1435 Morris Avenue - Suite 3A, Union, NJ 07083
Tim Haresign, President
Demanding Equity for Adjunct Faculty
Our college/university Presidents love to claim that we would do better if we just negotiated with them directly and cut out the State. Well, here’s proof that they are, to put it politely, disingenuous.
Adjunct salaries are minimums. According to the Adjunct Faculty Agreement, “Each College/University has the right to pay employees above the minimum adjunct faculty rate based on policies and practices established by the College/University.” There may be some cases where selected adjuncts are paid over the minimum, but they are few and far between.
In the last round of negotiations, the Council sought to increase adjunct salaries to the level of full-time faculty overload rates.

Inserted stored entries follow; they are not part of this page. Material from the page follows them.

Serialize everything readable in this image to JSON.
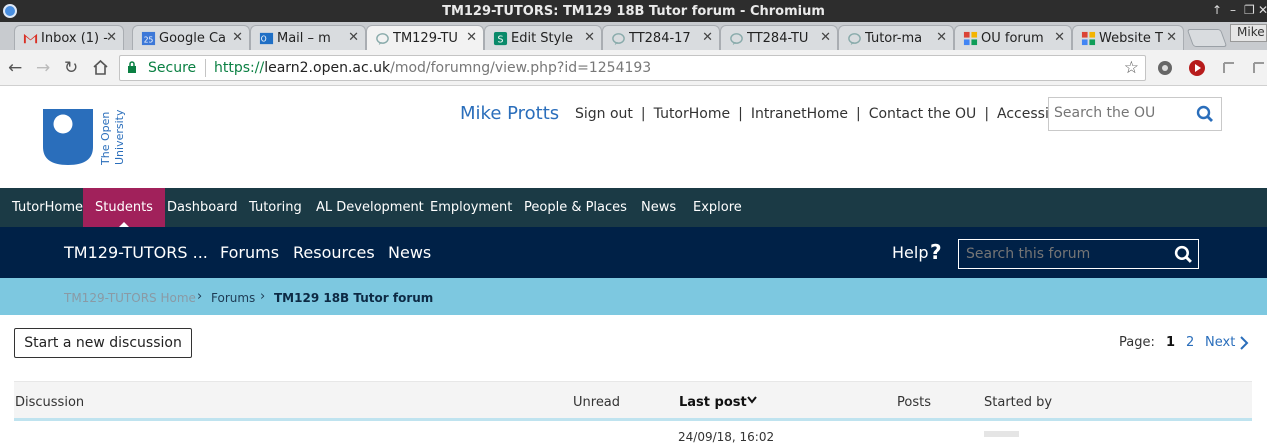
{
  "window": {
    "title": "TM129-TUTORS: TM129 18B Tutor forum - Chromium",
    "controls": [
      "↑",
      "–",
      "❐",
      "✕"
    ]
  },
  "tabs": [
    {
      "title": "Inbox (1) -",
      "icon": "gmail-icon",
      "active": false
    },
    {
      "title": "Google Ca",
      "icon": "calendar-icon",
      "active": false
    },
    {
      "title": "Mail – m",
      "icon": "outlook-icon",
      "active": false
    },
    {
      "title": "TM129-TU",
      "icon": "ou-forum-icon",
      "active": true
    },
    {
      "title": "Edit Style",
      "icon": "stylish-icon",
      "active": false
    },
    {
      "title": "TT284-17",
      "icon": "ou-forum-icon",
      "active": false
    },
    {
      "title": "TT284-TU",
      "icon": "ou-forum-icon",
      "active": false
    },
    {
      "title": "Tutor-ma",
      "icon": "ou-forum-icon",
      "active": false
    },
    {
      "title": "OU forum",
      "icon": "grid-icon",
      "active": false
    },
    {
      "title": "Website T",
      "icon": "grid-icon",
      "active": false
    }
  ],
  "profile_label": "Mike",
  "toolbar": {
    "secure_label": "Secure",
    "url_scheme": "https://",
    "url_host": "learn2.open.ac.uk",
    "url_path": "/mod/forumng/view.php?id=1254193"
  },
  "header": {
    "logo_text_1": "The Open",
    "logo_text_2": "University",
    "username": "Mike Protts",
    "links": [
      "Sign out",
      "TutorHome",
      "IntranetHome",
      "Contact the OU",
      "Accessibility"
    ],
    "search_placeholder": "Search the OU"
  },
  "main_nav": [
    {
      "label": "TutorHome",
      "active": false
    },
    {
      "label": "Students",
      "active": true
    },
    {
      "label": "Dashboard",
      "active": false
    },
    {
      "label": "Tutoring",
      "active": false
    },
    {
      "label": "AL Development",
      "active": false
    },
    {
      "label": "Employment",
      "active": false
    },
    {
      "label": "People & Places",
      "active": false
    },
    {
      "label": "News",
      "active": false
    },
    {
      "label": "Explore",
      "active": false
    }
  ],
  "forum_nav": {
    "site": "TM129-TUTORS ...",
    "items": [
      "Forums",
      "Resources",
      "News"
    ],
    "help": "Help",
    "help_symbol": "?",
    "search_placeholder": "Search this forum"
  },
  "breadcrumb": [
    "TM129-TUTORS Home",
    "Forums",
    "TM129 18B Tutor forum"
  ],
  "actions": {
    "start_discussion": "Start a new discussion"
  },
  "pagination": {
    "label": "Page:",
    "current": "1",
    "other": "2",
    "next": "Next"
  },
  "table": {
    "columns": [
      "Discussion",
      "Unread",
      "Last post",
      "Posts",
      "Started by"
    ],
    "sorted_column": "Last post",
    "first_row_partial": "24/09/18, 16:02"
  },
  "colors": {
    "main_nav_bg": "#1b3a45",
    "active_nav": "#a1215b",
    "forum_nav_bg": "#002147",
    "breadcrumb_bg": "#7dc8e0",
    "ou_blue": "#2a6ebb"
  }
}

Even though the difference was only $100 per credit, the State refused.
Adjunct faculty teaching their courses and full time faculty teaching overload courses are doing exactly the same work. In both cases the instructor is paid to teach, without any research or service component. Why, then, do our institutions refuse to pay adjunct faculty the overload rate, when they have the contractual authority to do so?
Now that adjunct faculty have been working without a contract for over a year and a half with their salaries frozen—and with no agreement in sight— it is time to put the college/university Presidents on the spot. Ask them if they stand for equal pay for equal work?
If so, let them raise adjunct salaries to match the overload rate with our gratitude.
If not, it is time to DEMAND THE EQUALIZATION OF ADJUNCT SALARIES AND OVERLOAD PAY.